Conversational AI

AI Agents use Conversational Artificial Intelligence (Conversational AI) to improve the customer/user experience. They mimic human conversations through the user journey using contextual information to deliver relevant messages to users and they assist your Support Center Helpdesk Agents during live conversations with the clients.

AI Agents identify the underlying intent behind user’s utterance and deliver a response or perform a task that matches the intent.

authors can create AI Agents that tailor their conversations with users based on the content they access on a website. Imagine a prospect client interested in purchasing a product who visits your company’s website. Your website hosts a AI Agent and the prospect clients start interacting with the AI Agent. The AI Agent might ask the visitor if they would like to find out more about a specific product; thus, right from the beginning, the AI Agent will deliver messages relevant to user’s interests, more likely increasing the chances that the visitor moves forward through the sales funnel.

Experienced authors can build AI-powered AI Agents that collect specific information during a conversation to provide better responses. They could further provide the transcript of a conversation between the AI Agent and the user to Helpdesk agents when engaging in a live chat with users. This reduces the time helpdesk agents would spend on finding out basic information about the client allowing them to focus on complex tasks the AI Agent cannot address. Not to mention it would increase both Support Center efficiency and the customer satisfaction.

In the AI Agents context, Conversational Artificial Intelligence encompasses two main concepts (basic language classification algorithms): Natural Language Processing (NLP) and Natural Language Understanding (NLU).

In this section you will learn what NLP and NLU are, the difference between the two concepts to help you choose the one that best suit your AI Agent needs.

What is NLP?

NLP is a component of AI that enables AI Agents to interact with humans using natural language. It transforms utterances (user input / what the user says) into structured data, breaking text down into smaller data sets so that Machine Learning (ML) algorithms can analyze to find relationships among the various data sets and how they work together.

NLP enables AI Agents to identify the underlying intent/ question users might express in different ways using natural language. For example, when the user wants to find out the bank account balance:

  • What is my account balance?
  • How much money have I got in my account?

Users are inconsistent with their language making it difficult for authors to predict everything they say to the AI Agents and how they say it.

While NLP algorithms focus on what the user says, they do not focus on understanding what the user meant. This is where NLU enters the picture.

What is NLU?

While NLP algorithms focus on what the user says, they do not focus on understanding what the user meant. This is where NLU enters the picture.

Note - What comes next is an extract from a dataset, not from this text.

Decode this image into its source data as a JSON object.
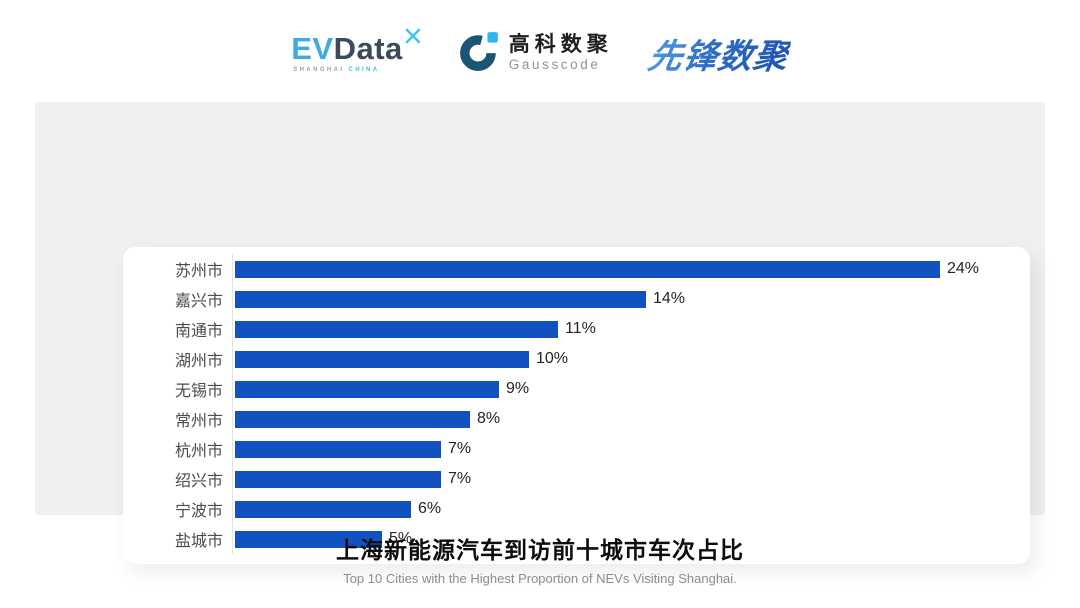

NLU is another component of AI, considered sometimes a subset of NLP, which enables AI Agents to interpret and understand what the user says. ML algorithms will recognize language specifics such as semantics, sentiment, intent and context and enable AI Agents to understand language subtleties. For example:

  • What’s my bank account balance?
  • The banks will be closed on Easter Monday.
  • The municipality has installed many banks in the park.

With NLU, AI Agents can recognize many variations in which humans say the same things. For example, the question "what's the weather like outside?" can be asked in many ways: “What's the weather like out?”, “How's the weather?”, “ What's the weather like?”, etc.

NLU allows AI Agents to understand the conversation’s context and extract its meaning based on the context, enabling them to guide the users throughout the conversation.

When to use NLP and when to use NLU?

If authors want to build a simple AI Agent that returns a series of predefined responses, they could use only NLP.

In natural language, what was spoken or written might not be what was meant, so if authors need to build a complex yet robust AI Agent capable of having sophisticated natural-sounding conversations with users, they need to use NLU as well.

By using NLU, the Conversational AI will recognize the language and semantics behind the bot training phrases enabling the bot to better understand what the user means throughout a conversation and properly respond the user.

Understanding the difference between NLP and NLU is important when building AI Agents as it might impact the way your AI Agent interprets what the user said and meant which might affect the quality of your AI Agent.

NOTE: By default, DRUID uses NLP for language classification. If you want the Conversational AI to use a more complex language classification algorithm, enable NLU. For more information, see Natural Language Understanding.

Automatic Speech Recognition (ASR) and Text-to-speech (TTS)

The NLP and automatic speech recognition (ASR) engines enable voice-driven conversations between humans and AI Agents. ASR is the cornerstone of the voice experience, allowing AI Agents to understand humans in their pure form of communication: speech.

DRUID delivers the speech-to-text (ASR) and text-to-speech (TTS) functionality by integrating Technology Partners. Users can talk to the AI Agents in their preferred voice channel: telephony, Teams, voice intranet page.

To support users worldwide, authors can activate the Voice channel and use the SDL service for real-time translation. This enables the AI Agent to playback the response in the user’s language.

For information about delivering DRUID voice AI Agents, see section Voice Channel.